Penned by ZAM at 1:09 PM 0 comments
Monday, February 05, 2007
One of those days
My mother, on a whim, suggested that we go out to eat lunch today. She must have wanted to stress out that today is a Family day being a Sunday. So we (my sister, Joy, my father and my mother, and my son Matt and I) found ourselves eating in a dimsum resto in the nearest mall .
Birthdays. Holidays. Christmas. It's usually on times like this that I so miss my 2 brothers (older one in Abra; the younger one is in SoKorea) , my sister (in Japan) and my husband (of course! who has flown to Japan just this morning).
Penned by ZAM at 9:40 AM 0 comments
See emo
Friday, February 02, 2007
Emo!
There used to be 3 ladies in the office. Che. Me. And then May Ann. (The order is also arranged according to hiring dates).
We all worked in the Switch (a telecom jargon which could sometimes be called central office or CO to some). When the switch group disintegrated a couple of years or so ago, May Ann was transferred into another group (but still held office here). When that department fell apart, she was relocated to Butuan. Later on, she resigned and took her leave from this company. She is happily working for a telco in Sydney , Australia now.
Che. When our original group disintegrated, she and I were moved to join another group. When we were regrouped, she and I got in the same group again. A month ago, she was given (not offered, but this is a company-initiated move to relocate her) a post in Ozamis. She really had no choice but to go ( This is because from the very start of our employment in this company, we all signed an agreement, a waiver, on possible relocation –anytime and anywhere-- should the company sees the need. Otherwise, we resign.). And effective today, Che (who btw will soon immigrate to Canada with her family) reports to a base in Ozamis City.

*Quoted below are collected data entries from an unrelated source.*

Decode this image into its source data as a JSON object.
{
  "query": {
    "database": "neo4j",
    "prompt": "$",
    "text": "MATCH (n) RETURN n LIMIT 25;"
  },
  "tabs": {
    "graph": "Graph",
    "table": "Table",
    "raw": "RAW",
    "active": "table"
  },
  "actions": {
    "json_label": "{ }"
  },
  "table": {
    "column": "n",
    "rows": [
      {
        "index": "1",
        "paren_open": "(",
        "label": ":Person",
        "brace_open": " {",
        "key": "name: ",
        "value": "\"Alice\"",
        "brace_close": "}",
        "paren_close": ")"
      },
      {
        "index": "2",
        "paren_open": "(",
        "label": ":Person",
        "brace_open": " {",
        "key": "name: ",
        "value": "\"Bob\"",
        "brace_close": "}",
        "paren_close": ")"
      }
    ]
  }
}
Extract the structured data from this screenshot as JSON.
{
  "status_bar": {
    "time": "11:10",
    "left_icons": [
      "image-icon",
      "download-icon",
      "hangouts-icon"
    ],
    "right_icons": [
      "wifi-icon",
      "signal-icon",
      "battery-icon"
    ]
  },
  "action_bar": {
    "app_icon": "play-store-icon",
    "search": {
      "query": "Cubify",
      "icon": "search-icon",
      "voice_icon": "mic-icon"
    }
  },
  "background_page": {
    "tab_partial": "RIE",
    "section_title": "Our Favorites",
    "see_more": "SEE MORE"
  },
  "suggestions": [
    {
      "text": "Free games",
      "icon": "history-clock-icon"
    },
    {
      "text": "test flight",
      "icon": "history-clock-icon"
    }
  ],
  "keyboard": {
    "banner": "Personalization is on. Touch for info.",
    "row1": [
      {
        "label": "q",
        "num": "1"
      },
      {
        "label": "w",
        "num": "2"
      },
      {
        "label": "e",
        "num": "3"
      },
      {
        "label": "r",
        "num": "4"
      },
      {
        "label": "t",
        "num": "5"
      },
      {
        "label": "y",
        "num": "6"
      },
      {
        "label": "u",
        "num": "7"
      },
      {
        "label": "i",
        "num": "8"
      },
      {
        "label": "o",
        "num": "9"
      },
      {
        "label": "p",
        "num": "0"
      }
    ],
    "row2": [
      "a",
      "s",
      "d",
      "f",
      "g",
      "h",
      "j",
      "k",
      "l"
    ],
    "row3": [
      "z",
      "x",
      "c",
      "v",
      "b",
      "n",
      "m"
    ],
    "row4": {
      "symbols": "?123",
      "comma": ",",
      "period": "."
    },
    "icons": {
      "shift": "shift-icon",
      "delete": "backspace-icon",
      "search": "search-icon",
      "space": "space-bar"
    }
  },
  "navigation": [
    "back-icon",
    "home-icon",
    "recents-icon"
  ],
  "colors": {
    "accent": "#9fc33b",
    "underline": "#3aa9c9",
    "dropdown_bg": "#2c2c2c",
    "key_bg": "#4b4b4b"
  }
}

So that leaves me with this fact: I am the only “she” in the office now. No big deal. Really. To be honest, I really have no problem being in an all-male environment. Back in college, there were only 2 of us girls in our class. Choosing a used-to-be-male-dominated career, I kinda developed a mindset that should have prepared me for something inevitable such as this. But why am I getting emotional and anxious? Yup, I have no problem with walking around the corridors of this building. And definitely, no prob working with these men. I have been working with these people for almost 6 years, and I am as comfortable working with them as walking in Havaianas slippers. But man oh man, there will be times when we would long for a woman’s company to hear us out with our woes in life. And sometimes we need a little dose of that girly-ish chitchats just to keep our sanity. And then there will be times when we need to ask the point of view of another woman, be it personal or not.
As for the moment, I cannot imagine who to ask whether this email I am composing sounded too emotional and lady-like.
Do you have an extra liner? Or tissue? Or napkin? Questions that I will no longer utter tomorrow and in the future.